I guess I’m supposed to love The Artist. It’s a movie about movies. About silent movies and the transition to sound movies and how that destroyed the lives of the silent film era stars who refused to jump on board with the newfangled invention of talking pictures.
Oh yeah. The Artist is a silent film. But you probably already knew that.
Thing is: I didn’t love it. It’s fine. Cute, even. Jean Dujardin is handsome and charming and oh so expressive (an essential quality to making a silent performance work) as the movie star George Valentin who bucks the talkies by directing himself in one last silent film. That personal project bankrupts Valentin and his world crumbles around him.
Berenice Bejo plays Peppy Miller, an adorable actress whose star rises in the age of talkies as Valentin’s falls. Peppy gets her big break because of Valentin, however, and she never forgets that. She’s clearly in love with him, a fact she reveals in a Chaplinesque bit where she convincingly embraces herself with one arm through Valentin’s jacket. She’s one of the few people in the audience when Valentin’s last film opens, while next door her breakout movie debuts to a sell out crowd. Despite her success, she never forgets what Valentin did for her. She supports him from a distance as he spirals further and further into despair. Eventually, he hits rock bottom and she’s there to pick him up again. It’s all very jolly.
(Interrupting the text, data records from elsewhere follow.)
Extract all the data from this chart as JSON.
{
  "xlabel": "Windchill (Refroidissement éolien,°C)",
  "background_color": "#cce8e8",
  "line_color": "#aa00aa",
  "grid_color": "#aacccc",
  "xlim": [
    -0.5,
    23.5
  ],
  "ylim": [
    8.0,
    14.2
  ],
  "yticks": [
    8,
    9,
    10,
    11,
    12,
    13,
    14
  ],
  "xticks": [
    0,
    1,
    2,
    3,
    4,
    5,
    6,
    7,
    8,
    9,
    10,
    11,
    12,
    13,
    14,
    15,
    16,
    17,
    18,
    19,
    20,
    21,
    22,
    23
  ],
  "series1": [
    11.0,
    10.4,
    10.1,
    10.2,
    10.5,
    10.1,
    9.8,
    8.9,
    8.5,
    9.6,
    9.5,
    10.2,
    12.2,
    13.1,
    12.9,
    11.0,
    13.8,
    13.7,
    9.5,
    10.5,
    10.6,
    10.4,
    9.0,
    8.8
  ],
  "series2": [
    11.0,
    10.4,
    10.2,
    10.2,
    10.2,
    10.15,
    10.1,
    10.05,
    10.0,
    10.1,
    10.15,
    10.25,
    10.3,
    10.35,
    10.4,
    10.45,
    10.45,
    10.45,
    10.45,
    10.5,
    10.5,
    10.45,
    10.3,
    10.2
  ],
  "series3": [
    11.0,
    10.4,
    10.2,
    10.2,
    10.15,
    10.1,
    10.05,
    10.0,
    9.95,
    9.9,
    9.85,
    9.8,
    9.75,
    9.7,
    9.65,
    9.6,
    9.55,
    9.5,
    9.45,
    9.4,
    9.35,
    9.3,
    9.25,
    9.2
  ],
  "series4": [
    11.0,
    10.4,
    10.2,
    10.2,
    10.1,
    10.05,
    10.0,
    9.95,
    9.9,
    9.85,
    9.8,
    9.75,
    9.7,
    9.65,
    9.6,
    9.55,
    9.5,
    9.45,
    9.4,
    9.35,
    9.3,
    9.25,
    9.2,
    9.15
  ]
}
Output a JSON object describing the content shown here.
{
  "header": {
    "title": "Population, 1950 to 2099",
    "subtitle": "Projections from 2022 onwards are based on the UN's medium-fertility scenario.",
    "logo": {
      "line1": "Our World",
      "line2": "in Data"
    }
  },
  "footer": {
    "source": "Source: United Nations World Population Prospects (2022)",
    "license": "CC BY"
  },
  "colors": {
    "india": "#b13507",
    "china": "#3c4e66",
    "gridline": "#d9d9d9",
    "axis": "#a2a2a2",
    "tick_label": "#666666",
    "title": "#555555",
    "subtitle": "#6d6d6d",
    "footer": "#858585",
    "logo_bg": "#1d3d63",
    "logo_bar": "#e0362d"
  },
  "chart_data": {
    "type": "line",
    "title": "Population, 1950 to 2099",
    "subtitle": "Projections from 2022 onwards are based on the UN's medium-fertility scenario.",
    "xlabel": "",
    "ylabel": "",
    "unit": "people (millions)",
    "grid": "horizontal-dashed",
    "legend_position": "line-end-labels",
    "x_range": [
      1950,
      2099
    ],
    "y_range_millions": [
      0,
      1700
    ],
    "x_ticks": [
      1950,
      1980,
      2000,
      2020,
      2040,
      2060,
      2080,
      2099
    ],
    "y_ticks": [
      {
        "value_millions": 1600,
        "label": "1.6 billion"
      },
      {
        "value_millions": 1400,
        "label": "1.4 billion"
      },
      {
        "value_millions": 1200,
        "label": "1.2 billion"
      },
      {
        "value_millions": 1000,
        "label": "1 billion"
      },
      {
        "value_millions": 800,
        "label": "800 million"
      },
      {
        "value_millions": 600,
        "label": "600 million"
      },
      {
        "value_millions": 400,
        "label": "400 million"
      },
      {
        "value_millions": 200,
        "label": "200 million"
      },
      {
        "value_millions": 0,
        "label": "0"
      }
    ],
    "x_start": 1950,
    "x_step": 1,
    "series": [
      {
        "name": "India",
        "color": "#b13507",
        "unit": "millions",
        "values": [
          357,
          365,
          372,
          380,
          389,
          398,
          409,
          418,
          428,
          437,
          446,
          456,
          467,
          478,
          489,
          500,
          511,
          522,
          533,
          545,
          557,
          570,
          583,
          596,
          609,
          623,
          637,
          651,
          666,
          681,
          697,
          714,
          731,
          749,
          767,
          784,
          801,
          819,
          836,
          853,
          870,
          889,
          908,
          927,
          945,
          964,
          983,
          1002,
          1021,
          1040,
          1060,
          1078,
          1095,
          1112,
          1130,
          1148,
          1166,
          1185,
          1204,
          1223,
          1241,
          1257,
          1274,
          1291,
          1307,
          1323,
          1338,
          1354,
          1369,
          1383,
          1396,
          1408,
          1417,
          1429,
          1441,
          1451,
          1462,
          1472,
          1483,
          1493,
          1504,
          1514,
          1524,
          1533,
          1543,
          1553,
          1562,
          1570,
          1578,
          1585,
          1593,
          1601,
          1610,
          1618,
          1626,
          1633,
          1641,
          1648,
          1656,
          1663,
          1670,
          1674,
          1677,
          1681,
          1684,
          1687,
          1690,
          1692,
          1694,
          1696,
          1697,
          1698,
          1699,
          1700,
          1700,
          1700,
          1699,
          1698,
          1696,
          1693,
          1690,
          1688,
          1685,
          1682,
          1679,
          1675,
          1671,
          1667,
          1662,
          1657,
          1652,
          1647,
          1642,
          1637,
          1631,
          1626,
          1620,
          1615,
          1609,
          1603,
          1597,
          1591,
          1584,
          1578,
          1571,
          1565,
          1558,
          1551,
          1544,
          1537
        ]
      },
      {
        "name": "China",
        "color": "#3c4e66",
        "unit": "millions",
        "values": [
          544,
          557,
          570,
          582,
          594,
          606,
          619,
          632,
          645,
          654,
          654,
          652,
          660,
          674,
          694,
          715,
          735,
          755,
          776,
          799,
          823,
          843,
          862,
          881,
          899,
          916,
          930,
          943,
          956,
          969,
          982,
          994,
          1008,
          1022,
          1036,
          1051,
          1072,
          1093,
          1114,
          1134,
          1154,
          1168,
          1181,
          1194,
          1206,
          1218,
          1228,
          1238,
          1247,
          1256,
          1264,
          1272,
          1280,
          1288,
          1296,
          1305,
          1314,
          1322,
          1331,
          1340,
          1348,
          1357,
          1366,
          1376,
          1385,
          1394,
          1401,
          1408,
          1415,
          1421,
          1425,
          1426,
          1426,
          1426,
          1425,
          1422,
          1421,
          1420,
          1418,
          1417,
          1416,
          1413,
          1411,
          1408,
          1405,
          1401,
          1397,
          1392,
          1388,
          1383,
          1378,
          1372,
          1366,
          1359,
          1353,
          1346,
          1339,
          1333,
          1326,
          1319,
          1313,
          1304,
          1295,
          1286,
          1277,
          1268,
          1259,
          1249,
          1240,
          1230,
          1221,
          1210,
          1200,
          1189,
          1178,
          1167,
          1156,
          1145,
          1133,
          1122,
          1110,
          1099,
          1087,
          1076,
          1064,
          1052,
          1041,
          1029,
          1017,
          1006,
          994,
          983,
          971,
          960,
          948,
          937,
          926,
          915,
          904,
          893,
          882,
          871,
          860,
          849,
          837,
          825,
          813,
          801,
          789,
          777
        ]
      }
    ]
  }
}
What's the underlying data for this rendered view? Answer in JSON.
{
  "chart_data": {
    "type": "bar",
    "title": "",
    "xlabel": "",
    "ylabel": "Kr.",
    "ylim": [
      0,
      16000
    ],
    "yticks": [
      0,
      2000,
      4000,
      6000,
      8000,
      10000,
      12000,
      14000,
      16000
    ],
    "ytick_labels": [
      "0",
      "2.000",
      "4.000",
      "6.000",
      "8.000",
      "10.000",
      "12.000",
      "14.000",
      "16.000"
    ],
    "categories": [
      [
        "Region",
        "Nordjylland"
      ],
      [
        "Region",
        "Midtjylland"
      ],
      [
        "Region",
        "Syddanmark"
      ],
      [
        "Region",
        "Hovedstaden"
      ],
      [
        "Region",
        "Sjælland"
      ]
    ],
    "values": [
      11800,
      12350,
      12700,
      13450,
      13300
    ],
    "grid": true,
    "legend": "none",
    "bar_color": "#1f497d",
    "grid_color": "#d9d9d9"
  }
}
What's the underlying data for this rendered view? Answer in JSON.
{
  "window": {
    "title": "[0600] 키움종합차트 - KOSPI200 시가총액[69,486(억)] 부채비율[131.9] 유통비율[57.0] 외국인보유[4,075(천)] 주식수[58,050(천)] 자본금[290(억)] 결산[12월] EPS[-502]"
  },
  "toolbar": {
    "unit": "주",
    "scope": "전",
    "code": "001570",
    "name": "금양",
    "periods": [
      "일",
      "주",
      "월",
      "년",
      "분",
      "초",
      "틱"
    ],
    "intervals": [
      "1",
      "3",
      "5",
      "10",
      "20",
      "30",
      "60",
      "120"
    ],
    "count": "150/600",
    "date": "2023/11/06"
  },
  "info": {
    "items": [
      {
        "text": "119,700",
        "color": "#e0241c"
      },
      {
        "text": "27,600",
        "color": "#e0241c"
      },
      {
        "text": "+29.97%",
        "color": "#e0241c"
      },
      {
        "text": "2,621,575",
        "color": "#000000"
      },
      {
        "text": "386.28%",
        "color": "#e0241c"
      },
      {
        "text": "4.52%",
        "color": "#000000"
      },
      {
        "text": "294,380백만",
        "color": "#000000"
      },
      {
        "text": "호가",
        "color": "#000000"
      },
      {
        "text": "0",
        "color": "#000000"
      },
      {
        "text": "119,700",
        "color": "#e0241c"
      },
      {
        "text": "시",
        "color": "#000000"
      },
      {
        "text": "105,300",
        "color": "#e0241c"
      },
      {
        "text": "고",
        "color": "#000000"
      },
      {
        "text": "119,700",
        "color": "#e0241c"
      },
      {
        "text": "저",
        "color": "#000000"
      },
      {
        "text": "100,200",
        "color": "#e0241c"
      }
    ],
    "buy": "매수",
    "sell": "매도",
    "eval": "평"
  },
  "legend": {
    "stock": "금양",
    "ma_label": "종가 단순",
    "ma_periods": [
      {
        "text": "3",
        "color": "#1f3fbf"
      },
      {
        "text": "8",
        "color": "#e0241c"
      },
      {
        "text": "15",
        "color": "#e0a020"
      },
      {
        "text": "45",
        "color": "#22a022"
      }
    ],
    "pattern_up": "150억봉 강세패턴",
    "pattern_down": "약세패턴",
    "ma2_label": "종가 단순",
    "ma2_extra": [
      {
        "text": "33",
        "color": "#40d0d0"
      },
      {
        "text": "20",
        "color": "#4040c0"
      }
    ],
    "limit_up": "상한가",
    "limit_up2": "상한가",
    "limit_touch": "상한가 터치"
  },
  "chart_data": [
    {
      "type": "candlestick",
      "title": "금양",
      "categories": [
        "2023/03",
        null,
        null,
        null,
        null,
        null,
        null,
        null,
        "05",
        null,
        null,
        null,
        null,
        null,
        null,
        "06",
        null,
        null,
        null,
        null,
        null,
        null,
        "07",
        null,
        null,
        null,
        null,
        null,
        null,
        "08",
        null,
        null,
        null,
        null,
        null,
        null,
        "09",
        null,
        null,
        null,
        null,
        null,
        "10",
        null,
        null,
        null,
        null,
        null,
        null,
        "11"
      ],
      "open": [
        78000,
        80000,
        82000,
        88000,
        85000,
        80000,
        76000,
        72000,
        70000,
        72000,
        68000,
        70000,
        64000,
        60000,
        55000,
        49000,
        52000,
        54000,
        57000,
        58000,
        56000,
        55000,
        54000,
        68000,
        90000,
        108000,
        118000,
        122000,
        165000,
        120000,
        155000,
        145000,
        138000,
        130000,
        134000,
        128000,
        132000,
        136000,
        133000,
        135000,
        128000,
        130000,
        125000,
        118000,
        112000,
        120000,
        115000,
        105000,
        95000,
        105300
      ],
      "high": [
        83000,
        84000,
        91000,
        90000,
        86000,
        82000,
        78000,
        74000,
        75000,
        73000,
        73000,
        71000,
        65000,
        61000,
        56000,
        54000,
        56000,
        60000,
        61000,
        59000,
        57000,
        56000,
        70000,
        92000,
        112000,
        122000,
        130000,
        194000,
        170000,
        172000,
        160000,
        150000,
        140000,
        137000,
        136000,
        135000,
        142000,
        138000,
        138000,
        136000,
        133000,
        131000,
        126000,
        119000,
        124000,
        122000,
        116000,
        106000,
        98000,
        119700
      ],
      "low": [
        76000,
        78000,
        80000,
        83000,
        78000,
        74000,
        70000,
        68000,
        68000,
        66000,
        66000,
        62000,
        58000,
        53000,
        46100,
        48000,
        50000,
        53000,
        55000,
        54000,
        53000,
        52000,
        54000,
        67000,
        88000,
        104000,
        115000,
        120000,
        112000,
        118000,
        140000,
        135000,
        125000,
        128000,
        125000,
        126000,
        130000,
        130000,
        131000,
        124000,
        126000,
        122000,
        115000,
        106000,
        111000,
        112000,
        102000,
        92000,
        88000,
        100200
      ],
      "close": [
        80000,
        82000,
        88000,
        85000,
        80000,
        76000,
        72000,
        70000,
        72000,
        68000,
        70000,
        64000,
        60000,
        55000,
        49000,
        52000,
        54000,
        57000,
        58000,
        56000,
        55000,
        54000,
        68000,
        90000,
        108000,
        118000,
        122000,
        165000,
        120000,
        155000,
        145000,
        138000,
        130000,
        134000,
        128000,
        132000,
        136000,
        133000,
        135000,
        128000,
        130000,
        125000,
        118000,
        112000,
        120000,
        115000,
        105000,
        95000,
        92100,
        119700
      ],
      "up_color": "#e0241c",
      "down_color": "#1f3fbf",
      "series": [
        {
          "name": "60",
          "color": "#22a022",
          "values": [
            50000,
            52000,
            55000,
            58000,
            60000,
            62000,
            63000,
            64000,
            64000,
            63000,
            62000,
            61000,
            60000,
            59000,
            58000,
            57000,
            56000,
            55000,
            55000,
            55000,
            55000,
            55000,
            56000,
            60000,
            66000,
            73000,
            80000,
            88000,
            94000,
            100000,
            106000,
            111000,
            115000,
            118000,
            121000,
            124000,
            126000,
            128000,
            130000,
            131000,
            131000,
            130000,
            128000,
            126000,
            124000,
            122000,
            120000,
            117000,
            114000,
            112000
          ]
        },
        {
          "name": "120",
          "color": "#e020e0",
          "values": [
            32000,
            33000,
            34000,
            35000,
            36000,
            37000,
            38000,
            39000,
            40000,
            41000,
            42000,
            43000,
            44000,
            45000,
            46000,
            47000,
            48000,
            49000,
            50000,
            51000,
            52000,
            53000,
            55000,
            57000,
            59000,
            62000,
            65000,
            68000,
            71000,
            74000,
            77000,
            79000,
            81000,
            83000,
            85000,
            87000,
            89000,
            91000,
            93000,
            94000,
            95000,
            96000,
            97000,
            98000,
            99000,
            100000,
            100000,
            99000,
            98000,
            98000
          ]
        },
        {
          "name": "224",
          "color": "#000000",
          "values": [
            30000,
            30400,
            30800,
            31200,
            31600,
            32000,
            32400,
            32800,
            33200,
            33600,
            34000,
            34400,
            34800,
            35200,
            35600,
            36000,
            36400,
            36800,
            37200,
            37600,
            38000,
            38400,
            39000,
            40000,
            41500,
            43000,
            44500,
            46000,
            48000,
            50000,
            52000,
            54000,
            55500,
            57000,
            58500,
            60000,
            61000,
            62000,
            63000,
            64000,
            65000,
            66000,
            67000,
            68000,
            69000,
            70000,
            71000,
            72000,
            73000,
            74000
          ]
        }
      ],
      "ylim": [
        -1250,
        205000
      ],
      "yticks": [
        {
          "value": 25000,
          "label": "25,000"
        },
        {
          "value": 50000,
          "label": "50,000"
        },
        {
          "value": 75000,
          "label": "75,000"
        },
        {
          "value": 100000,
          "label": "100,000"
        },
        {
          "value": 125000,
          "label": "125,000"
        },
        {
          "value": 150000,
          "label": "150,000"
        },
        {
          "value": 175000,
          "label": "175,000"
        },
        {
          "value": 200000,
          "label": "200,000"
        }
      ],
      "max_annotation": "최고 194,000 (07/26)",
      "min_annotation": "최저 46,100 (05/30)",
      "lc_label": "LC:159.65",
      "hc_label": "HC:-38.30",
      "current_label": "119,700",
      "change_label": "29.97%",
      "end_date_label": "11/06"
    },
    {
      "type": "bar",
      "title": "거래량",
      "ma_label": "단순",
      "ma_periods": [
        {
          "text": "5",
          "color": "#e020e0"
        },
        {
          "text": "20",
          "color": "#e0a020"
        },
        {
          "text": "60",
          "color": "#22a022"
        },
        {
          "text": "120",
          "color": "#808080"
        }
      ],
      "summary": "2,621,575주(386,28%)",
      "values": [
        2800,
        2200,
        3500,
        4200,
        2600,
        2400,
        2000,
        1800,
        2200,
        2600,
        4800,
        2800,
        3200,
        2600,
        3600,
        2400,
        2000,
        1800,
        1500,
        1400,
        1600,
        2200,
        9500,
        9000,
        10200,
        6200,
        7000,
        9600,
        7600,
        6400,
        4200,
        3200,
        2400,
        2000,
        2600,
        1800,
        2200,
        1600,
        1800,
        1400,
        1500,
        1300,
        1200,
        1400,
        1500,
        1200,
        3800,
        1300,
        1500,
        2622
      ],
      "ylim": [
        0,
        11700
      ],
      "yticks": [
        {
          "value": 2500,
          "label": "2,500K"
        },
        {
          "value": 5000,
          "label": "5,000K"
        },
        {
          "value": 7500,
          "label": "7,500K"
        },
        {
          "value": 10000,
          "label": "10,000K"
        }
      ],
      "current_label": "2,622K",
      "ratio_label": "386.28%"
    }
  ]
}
The Artist is certainly well made and there are really brilliant scenes interspersed throughout. A particular favorite is a sequence where Valentin’s just been informed of the advent of talkies. Up until that point, the film has played out in completely silent fashion, the only sound that of the (theoretical) orchestra playing along with the images. Valentin looks in the mirror and takes a drink of water. When he sets the glass down, it makes a diegetic sound, the first of the film. Valentin is surprised so he picks up the glass and puts it back down again. Another sound effect. Around him, everything starts to make noise, but when he speaks to himself in the mirror, he’s silent. It’s a wonderfully executed scene and my favorite in the film.
Unfortunately, nothing else really lives up to that moment. The ending eventually comes along and the final sequences inexplicably play to the sounds of Bernard Hermann’s glorious score from Vertigo. Beside the fact that it’s a beautiful piece of music, I can’t really figure out why it’s here. As the film comes to a conclusion with Valentin’s redemption at the hands of Peppy Miller’s persistence, the inevitable happens: silence becomes sound and the transition is complete. Talkies are the new norm and that age of the silent film artist vanishes forever as the credits roll.
Here’s a fun fact: The Artist is the first silent film to be nominated for Best Picture since 1928. That year, The Patriot was nominated in the second annual Academy Awards ceremony. If the Artist wins Best Picture, it’ll only be the second film to do so. The first was Wings in 1927 at the first Academy Awards ceremony.